The Emmanuelle series had already dabbled in horror and gore with the snuff scenes in Emanuelle in America.  This time around, director Joe D’Amato leans heavy into the gore with this entry meant to capitalize on the cannibal movie craze of the late ‘70s.  While it doesn’t have the hardcore inserts that the past couple of Emanuelle sequels had, the cannibal gore makes up for the lack of sleaze. 

The film benefits from a disciplined plotline as it lacks the hodgepodge travelogue aspect of the previous entries.  Despite this, there are still some sluggish bits in between the highlights.  In fact, it probably works better as a cannibal movie than an Emanuelle skin flick, if only because there’s so many characters in the expedition that Emanuelle winds up getting lost in the shuffle at about the halfway point.  
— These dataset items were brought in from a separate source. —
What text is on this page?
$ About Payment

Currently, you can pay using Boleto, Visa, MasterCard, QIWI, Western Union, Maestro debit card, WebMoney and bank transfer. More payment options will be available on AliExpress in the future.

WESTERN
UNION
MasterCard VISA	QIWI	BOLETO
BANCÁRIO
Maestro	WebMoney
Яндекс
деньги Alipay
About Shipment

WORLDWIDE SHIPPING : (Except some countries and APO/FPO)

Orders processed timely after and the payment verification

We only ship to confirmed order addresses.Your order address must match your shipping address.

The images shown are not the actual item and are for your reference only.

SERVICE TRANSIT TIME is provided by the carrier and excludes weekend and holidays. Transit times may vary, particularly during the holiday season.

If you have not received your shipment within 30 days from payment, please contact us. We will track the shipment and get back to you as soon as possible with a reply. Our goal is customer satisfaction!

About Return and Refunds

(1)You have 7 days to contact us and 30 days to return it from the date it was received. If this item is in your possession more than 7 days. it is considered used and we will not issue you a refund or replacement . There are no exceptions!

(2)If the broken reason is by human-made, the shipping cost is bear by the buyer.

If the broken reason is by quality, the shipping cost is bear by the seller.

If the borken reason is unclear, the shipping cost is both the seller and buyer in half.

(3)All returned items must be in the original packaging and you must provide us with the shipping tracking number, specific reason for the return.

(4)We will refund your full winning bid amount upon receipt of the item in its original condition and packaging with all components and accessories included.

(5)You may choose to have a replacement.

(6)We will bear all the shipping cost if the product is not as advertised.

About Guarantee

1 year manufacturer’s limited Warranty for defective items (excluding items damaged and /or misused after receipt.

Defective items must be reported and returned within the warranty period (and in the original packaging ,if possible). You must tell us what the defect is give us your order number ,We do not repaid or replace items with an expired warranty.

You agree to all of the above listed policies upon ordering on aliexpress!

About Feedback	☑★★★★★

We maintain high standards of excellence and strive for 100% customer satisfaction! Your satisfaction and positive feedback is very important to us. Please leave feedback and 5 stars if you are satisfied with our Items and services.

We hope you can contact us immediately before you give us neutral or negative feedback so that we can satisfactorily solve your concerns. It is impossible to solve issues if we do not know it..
The expedition scenes feature all the stock footage shots of animals you might expect from a jungle picture.  However, there are some eerie moments along the way like Emanuelle hiding her camera in the head of a creepy doll and every time she presses the shutter, its eyes close.  There’s also a memorable scene where Emanuelle Interrogates the prisoner in a straitjacket by fondling her.  The gore includes castration, eyeball eating, nipple ripping, gut munching, heads on spikes, spearing, disemboweling, and a man is cut in half during what can only be described as a game of cannibal tug of war.  We also get a snake attack, a narrow quicksand escape, and assorted cannibal traps.

Although her role is somewhat diminished in comparison to other films in the series, Gemser still looks great.  She even gets to bang her real-life husband Gabriele Tinti a few times before finally heading down to cannibal land.  Once there, she bathes nude with a hot beauty while a monkey wearing sunglasses looks on.  If that doesn’t scream “must see”, I don’t know what does.

AKA:  Emanuelle’s Amazon Adventure.  AKA:  Bloody Tracks.  AKA:  Trap Them and Kill Them.